This has been a crazy week, to say the least. I published my book, The Brothers (WOOHOO!) and am waiting for conversion (will talk more about this in a later post). I spent way too much time in both cars and planes. And last but not least, I learned more about the differences between people than I ever cared to know.
There is a limit to how much time I can be trapped in an aluminum cage having reached its maximum occupancy. There is a limit to how much bumper to bumper traffic I am capable of handling in a given day, or even, an afternoon. It is true - I might be able to be comfortable with an hour in such a situation, but once I've passed that time limit, all bets are off. Forget civility, or even a level head, it's just over. I may shoot someone, break a window, or induce a berserker frenzy. In short, I do NOT encourage anyone to sit in a car with me during rush hour through LA - it's not pretty.
The thing about traveling is, you learn about people. I for one, clearly don't handle being in tight spaces trapped with a given amount of people for long stretches of time. I also can't handle slow anything. But beyond these things, and most importantly, I am angered by discourtesy and unsafe actions.
You can see these kinds of things all the time on the road. People cut others off - my favorite is when a Civic cuts off a tractor trailer (You have to wonder what the driver of the Honda was thinking...). People disobey traffic lights, weave in and out of traffic at dangerous speeds, and just plain don't pay attention to the road. In planes, its not always so obvious or blatantly unsafe.
This last set of flights was from Pittsburgh to Phoenix, and then Phoenix to Los Angeles. Pittsburgh has historically been a blue collar city with everything that implies. There is a sense of community about the place which is refreshing in a country where individualism has become the norm. People hold open doors, say please and thank you, smile to one another, and are generally welcoming. This is not the same with people from Los Angeles.
Los Angeles, as Christian has pointed out to me, is a city where the main industry is television and movies. Everything is show. This leads to a kind of self-absorbed vanity and falseness that can be nauseating in the best of times. On the plane ride, there was a full flight, yet some people actually were trying to save empty seats because it was more convenient for them. This happened to several different passengers. Quite a few people moved items from the overhead bins for their convenience regardless of how that may have impacted people. One guy actually opened the bin at the end of the flight and the hard metal handle of his case fell out and hit Christian on the head. Christian picked it up and offered it to him. The guy took it without apologizing, checking to see if Christian was okay, or even thanking him for picking it up and giving it to him.

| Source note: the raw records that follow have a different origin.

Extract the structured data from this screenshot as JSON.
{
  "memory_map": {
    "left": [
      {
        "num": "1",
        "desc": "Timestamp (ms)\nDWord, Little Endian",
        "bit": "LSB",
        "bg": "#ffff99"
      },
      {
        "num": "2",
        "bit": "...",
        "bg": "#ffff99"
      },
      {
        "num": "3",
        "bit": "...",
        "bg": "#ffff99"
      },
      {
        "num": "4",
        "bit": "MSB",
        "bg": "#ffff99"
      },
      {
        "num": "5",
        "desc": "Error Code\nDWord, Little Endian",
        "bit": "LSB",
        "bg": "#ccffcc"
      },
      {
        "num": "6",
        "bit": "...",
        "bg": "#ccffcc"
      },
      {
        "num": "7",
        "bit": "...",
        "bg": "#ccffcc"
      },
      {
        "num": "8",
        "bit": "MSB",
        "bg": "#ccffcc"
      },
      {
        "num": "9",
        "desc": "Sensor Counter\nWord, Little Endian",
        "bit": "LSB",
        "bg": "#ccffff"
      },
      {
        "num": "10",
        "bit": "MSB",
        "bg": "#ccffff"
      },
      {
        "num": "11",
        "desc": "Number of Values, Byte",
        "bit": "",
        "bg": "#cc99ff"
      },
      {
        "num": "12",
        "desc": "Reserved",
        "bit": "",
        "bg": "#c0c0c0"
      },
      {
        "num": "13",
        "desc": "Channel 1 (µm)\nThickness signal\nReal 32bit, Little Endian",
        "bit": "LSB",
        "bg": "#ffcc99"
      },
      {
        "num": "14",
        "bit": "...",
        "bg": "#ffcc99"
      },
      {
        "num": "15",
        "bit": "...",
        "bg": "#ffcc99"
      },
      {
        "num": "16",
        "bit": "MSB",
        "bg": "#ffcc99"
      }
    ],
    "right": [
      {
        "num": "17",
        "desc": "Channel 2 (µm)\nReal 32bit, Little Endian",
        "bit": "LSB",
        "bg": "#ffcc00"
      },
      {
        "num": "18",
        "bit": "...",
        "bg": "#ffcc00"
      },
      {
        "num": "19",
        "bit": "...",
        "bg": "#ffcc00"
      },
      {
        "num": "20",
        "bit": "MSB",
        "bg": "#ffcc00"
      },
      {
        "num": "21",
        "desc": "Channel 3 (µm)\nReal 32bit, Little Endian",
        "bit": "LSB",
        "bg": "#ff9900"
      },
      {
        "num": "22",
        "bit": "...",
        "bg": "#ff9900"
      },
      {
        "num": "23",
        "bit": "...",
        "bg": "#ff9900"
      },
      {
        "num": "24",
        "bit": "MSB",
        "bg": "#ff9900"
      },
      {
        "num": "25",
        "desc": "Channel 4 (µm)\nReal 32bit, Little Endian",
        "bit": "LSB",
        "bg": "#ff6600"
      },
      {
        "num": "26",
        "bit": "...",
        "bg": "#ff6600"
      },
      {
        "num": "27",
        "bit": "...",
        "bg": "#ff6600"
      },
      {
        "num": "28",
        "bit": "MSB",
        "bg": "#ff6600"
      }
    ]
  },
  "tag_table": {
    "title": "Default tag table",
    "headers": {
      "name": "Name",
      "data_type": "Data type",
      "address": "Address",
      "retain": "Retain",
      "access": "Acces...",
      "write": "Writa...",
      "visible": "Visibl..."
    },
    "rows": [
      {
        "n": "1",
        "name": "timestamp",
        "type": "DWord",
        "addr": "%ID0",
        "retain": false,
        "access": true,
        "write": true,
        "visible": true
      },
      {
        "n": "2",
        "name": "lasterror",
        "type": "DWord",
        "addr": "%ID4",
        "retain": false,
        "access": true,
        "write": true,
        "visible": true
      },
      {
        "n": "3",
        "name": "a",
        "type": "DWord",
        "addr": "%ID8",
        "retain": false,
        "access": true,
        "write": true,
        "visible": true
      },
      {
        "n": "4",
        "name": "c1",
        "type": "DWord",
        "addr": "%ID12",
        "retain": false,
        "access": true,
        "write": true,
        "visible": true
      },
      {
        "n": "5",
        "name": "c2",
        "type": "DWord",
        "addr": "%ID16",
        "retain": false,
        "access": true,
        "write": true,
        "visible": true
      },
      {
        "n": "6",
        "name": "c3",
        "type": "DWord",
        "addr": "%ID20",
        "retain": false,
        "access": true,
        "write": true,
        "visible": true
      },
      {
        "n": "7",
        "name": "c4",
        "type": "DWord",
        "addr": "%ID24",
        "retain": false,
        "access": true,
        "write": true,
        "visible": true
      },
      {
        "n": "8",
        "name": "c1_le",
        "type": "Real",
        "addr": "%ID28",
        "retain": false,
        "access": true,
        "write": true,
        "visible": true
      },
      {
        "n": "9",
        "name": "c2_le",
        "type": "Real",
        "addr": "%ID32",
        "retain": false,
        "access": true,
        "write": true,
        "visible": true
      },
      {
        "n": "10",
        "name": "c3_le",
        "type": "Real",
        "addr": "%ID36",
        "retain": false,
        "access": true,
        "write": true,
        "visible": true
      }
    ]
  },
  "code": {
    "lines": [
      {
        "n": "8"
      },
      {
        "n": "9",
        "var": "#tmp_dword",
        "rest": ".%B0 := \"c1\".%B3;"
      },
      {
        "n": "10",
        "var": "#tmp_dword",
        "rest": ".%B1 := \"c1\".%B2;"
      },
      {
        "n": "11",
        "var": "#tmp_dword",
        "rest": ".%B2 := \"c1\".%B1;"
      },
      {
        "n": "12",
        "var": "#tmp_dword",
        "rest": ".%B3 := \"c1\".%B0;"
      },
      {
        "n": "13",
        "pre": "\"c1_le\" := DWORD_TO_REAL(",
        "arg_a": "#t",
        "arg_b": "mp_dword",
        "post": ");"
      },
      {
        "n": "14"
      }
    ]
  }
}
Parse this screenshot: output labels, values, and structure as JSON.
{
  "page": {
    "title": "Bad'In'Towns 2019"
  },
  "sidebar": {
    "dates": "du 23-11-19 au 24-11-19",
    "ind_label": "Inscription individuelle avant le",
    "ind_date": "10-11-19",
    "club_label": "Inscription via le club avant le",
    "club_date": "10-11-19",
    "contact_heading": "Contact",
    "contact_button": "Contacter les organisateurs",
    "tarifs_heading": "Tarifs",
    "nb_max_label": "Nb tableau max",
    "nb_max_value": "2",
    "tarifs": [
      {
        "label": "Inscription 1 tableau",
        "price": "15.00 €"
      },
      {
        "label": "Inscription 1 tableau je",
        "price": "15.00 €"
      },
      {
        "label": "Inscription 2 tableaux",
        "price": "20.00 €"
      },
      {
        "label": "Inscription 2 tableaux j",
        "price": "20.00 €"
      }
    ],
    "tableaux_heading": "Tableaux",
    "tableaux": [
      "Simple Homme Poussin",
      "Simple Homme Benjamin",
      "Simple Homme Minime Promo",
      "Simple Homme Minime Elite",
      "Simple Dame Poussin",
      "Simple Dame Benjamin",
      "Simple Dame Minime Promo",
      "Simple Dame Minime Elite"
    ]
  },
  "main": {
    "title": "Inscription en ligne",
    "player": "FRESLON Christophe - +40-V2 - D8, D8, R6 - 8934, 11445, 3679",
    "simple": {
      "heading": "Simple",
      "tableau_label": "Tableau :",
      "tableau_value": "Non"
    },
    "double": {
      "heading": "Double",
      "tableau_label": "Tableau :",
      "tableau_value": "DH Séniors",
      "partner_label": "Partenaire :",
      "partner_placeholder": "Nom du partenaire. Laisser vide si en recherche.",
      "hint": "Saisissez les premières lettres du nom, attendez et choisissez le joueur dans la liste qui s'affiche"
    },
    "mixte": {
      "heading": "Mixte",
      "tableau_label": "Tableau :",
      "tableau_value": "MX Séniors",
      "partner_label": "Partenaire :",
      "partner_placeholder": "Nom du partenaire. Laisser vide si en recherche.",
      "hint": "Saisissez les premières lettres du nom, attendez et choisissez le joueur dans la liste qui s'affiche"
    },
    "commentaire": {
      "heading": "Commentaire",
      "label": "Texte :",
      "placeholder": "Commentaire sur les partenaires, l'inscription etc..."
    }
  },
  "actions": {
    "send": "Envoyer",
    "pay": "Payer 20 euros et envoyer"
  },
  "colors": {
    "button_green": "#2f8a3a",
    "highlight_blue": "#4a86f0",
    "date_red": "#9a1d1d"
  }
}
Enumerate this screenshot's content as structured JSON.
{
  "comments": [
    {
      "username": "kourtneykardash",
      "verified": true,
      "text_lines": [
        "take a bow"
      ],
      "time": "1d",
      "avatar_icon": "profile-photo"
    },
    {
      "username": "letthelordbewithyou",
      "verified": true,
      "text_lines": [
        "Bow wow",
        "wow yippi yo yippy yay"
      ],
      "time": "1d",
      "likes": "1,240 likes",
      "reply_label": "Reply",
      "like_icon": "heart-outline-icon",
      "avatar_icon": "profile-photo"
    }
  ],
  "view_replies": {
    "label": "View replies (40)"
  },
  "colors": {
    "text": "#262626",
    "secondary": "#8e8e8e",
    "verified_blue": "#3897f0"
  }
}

Today when we drove along Sunset Blvd out of Hollywood after Christian's interview, we saw some of the excessive buildings in Beverly Hills. It served to cement the idea into my head that Los Angeles is not the kind of place I can live for any length of time, if at all. I would go crazy there, and not just because of the excessive cement, and lack of trees, or even the heinous traffic patterns. The use of wealth, the manifestation of selfish tendencies, and the pomp of manner in every day actions of people I encountered - even on the plane ride there - is the kind of thing that I would never want to have surround me.
Thank GOD for little traveling metal boxes!